Fin octobre, Facebook a vu une partie de ses dossiers confidentiels publiée dans la presse. France Haugen, ancienne cadre chez le géant américain, a en effet décidé d’attaquer son employeur pour "avoir trahi la démocratie". Si les motifs qui ont poussé la jeune femme à aller en justice sont assez flous, son action a permis de faire parvenir aux journalistes des dizaines de notes internes qui alertaient le conseil d’administration du groupe sur le fait que les algorithmes étaient désormais hors de contrôle !
Depuis 2018, la stratégie de la plateforme consiste à réorienter le contenu vu par ses utilisateurs vers leur cercle proche (famille ou "amis Facebook"). Sauf que ce choix stratégique n’a pas eu du tout l’effet recherché. Il a conduit à inonder les utilisateurs de contenus non désirés : incitations à la polémique, discours de haine, propagande complotiste amplifiée par la crise de la covid-19…
Facebook — comme l’ensemble des plateformes numériques — ne modère pas le contenu de ses pages en faisant appel à des humains, mais en se basant sur des algorithmes dits intelligents. Ces algorithmes ont pour mission de mettre en valeur les publications des cercles proches des utilisateurs. Mais les développeurs desdits algorithmes expliquent que leurs créatures échappent à tout contrôle : ils apprennent par eux-mêmes en prenant appui sur la masse de données personnelles qui sont à leur portée — on parle de machine learning — et relaient les messages qui leur paraissent les plus "efficaces", sans aucun filtre.
La plateforme a réagi à ces attaques en expliquant que plus de 13 milliards de dollars ont été investis pour lutter contre les contenus dangereux. À quoi Mme Haugen répond que ces investissements ont eu lieu en grande majorité sur du contenu en langue anglaise, laissant de facto le reste au bon vouloir des algorithmes. Ce qui a permis aux messages djihadistes en langue arabe de circuler assez librement ou au contenu pornographique venu d’Asie de se retrouver sur la "page d’accueil" de millions d’utilisateurs.
Cette énième affaire touchant la société de M. Zuckerberg pourrait nous laisser de marbre, tant la firme est connue pour ses scandales à répétition (Cambridge Analytica, les "fermes de bots" pro-Trump, etc). Mais nous sommes maintenant en face d’un sujet qui dépasse le cadre de la protection des données. On touche à l’éthique, avec des algorithmes qui n’ont plus besoin de l’homme et qui ont des comportements dangereux. On peut d’ores et déjà avancer que l’algorithmie a dépassé les attentes de l’humanité et qu’elle sera en capacité de s’autoentretenir assez rapidement.

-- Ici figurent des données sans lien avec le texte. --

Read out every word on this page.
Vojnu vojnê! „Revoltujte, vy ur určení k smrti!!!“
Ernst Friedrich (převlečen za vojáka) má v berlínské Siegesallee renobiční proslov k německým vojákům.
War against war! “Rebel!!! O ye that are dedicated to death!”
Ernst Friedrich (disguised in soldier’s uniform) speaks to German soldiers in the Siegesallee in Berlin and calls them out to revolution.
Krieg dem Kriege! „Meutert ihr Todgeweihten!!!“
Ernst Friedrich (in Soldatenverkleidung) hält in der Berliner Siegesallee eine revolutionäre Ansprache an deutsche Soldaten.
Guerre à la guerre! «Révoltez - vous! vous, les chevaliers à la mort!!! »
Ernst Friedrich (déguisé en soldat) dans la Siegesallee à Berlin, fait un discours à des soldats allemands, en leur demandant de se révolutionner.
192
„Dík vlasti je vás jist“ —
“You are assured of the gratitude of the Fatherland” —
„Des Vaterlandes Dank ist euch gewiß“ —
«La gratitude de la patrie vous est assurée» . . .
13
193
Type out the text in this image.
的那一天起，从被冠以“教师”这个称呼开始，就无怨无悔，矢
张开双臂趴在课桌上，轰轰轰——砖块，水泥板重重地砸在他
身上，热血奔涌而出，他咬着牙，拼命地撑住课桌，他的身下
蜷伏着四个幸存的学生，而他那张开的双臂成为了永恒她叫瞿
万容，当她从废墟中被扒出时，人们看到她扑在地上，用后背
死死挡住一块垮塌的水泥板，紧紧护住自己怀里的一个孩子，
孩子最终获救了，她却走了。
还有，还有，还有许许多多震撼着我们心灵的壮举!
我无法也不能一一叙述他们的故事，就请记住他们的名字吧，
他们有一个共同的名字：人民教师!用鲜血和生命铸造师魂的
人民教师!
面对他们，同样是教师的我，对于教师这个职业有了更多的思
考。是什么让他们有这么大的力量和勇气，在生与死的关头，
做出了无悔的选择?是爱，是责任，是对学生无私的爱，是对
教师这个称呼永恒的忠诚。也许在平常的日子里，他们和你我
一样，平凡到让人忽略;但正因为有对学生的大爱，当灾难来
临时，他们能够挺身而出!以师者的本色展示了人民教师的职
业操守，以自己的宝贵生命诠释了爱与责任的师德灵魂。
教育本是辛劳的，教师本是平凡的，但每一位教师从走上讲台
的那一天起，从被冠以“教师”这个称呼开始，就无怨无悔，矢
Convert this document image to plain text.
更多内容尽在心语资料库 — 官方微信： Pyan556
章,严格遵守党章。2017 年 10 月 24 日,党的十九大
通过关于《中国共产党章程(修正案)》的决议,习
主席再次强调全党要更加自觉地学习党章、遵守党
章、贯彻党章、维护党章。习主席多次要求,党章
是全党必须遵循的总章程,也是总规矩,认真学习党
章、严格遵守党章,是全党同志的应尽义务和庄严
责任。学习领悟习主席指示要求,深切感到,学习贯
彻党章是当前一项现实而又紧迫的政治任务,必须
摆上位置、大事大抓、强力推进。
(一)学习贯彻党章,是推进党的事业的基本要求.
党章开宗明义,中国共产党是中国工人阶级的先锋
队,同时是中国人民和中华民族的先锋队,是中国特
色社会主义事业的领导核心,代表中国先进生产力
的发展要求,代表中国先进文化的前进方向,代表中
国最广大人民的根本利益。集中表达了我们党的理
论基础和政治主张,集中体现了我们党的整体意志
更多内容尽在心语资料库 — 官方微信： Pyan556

Plusieurs solutions s’offrent à nous. La première est du domaine de la loi : la représentation nationale devrait légiférer sur les limites que les géants privés du net peuvent atteindre en termes de domaines d’action. La seconde relève du droit international : interdire aux GAFAM et autres monstres numériques chinois de capter et d’utiliser des données sensibles, ce qui permettrait d’assécher les énormes bases de données qui nourrissent les algorithmes et de les empêcher de s’immiscer dans certains domaines, comme la santé, la défense ou le fonctionnement des infrastructures.
La recrudescence de ce genre d’épisodes questionne sur l’impact qu’ont aujourd’hui les géants du numérique sur nos vies et sur la place qu’on leur a laissé. A-t-on été trop loin ? Sans doute.